Ces travaux en matière d'évaluation de la fraude aux cotisations sociales ont été régulièrement menés, et réactualisés en juillet 2019 sous l'égide du Haut conseil de financement de la protection sociale (HCFiPS) et de son observatoire. Les estimations de la fraude liée au travail illégal sont, avec ces travaux, dans une fourchette estimée entre 5,2 milliards et 6,5 milliards d'euros par an.

En matière de fraude aux prestations sociales, ce type de démarche a commencé à être mis en place par la branche famille. Cette branche pratique, depuis quelques années, des contrôles aléatoires pour essayer d'identifier et estimer le montant de la fraude aux prestations sociales.

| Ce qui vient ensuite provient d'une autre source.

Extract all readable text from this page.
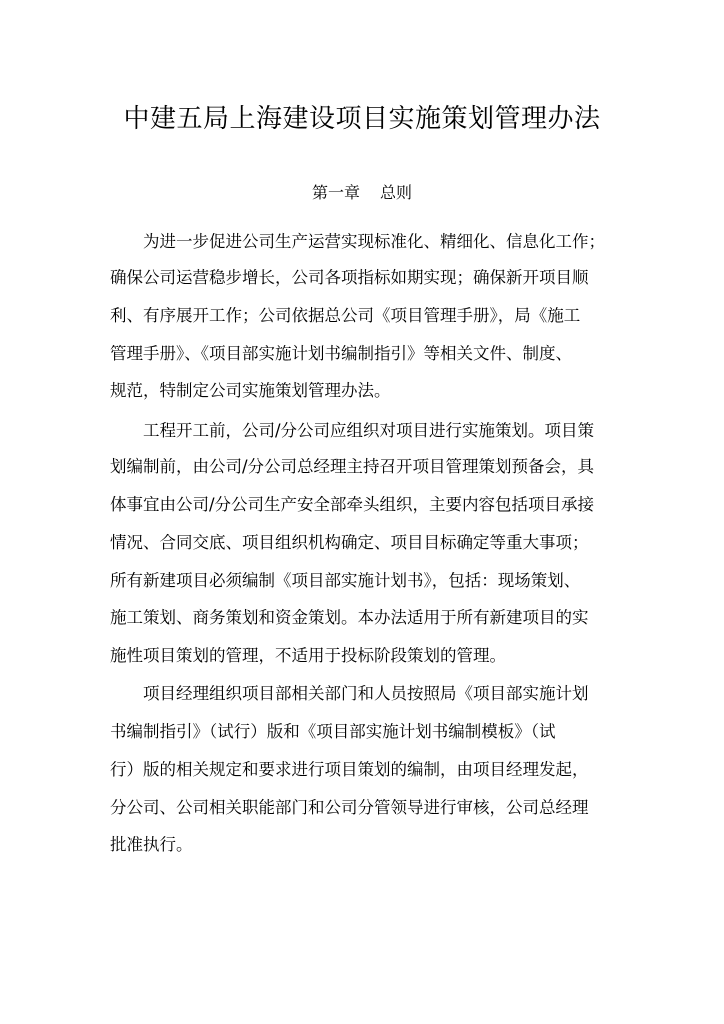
中建五局上海建设项目实施策划管理办法
第一章 总则

为进一步促进公司生产运营实现标准化、精细化、信息化工作；

确保公司运营稳步增长，公司各项指标如期实现；确保新开项目顺

利、有序展开工作；公司依据总公司《项目管理手册》，局《施工

管理手册》、《项目部实施计划书编制指引》等相关文件、制度、

规范，特制定公司实施策划管理办法。

工程开工前，公司/分公司应组织对项目进行实施策划。项目策

划编制前，由公司/分公司总经理主持召开项目管理策划预备会，具

体事宜由公司/分公司生产安全部牵头组织，主要内容包括项目承接

情况、合同交底、项目组织机构确定、项目目标确定等重大事项；

所有新建项目必须编制《项目部实施计划书》，包括：现场策划、

施工策划、商务策划和资金策划。本办法适用于所有新建项目的实

施性项目策划的管理，不适用于投标阶段策划的管理。

项目经理组织项目部相关部门和人员按照局《项目部实施计划

书编制指引》（试行）版和《项目部实施计划书编制模板》（试

行）版的相关规定和要求进行项目策划的编制，由项目经理发起，

分公司、公司相关职能部门和公司分管领导进行审核，公司总经理

批准执行。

Les dernières estimations faites sur l'année 2018 par la branche famille concluaient à un taux de prestations fraudées de 2,7 % du montant des prestations versées, ce qui revient à un peu plus de 1,9 milliard d'euros.

Ce travail d'évaluation vise aussi à identifier les types de prestations qui donnent davantage lieu à des erreurs ou des fraudes ; il s'agit essentiellement du revenu de solidarité active (RSA), de la prime d'activité et des aides au logement.

À partir de ces estimations, il est possible de travailler à la fois sur un meilleur ciblage des actions de lutte contre la fraude, mais également de renforcer les actions de communication et de prévention et de mieux sécuriser en amont le versement des prestations, notamment en permettant à la Sécurité sociale d'utiliser de plus en plus les données déclarées par d'autres acteurs, soit au travers des déclarations de salaires par l'employeur – la déclaration sociale nominative (DSN) –, soit grâce aux échanges d'informations avec les services fiscaux.

Voilà, à titre d'introduction liminaire, monsieur le président, un panorama des actions que nous menons en matière de lutte contre la fraude, afin de, chaque fois, renforcer l'efficacité de nos actions et d'utiliser de plus en plus les outils dématérialisés et les potentialités des outils numériques, à la fois en termes de détection et de prévention de la fraude.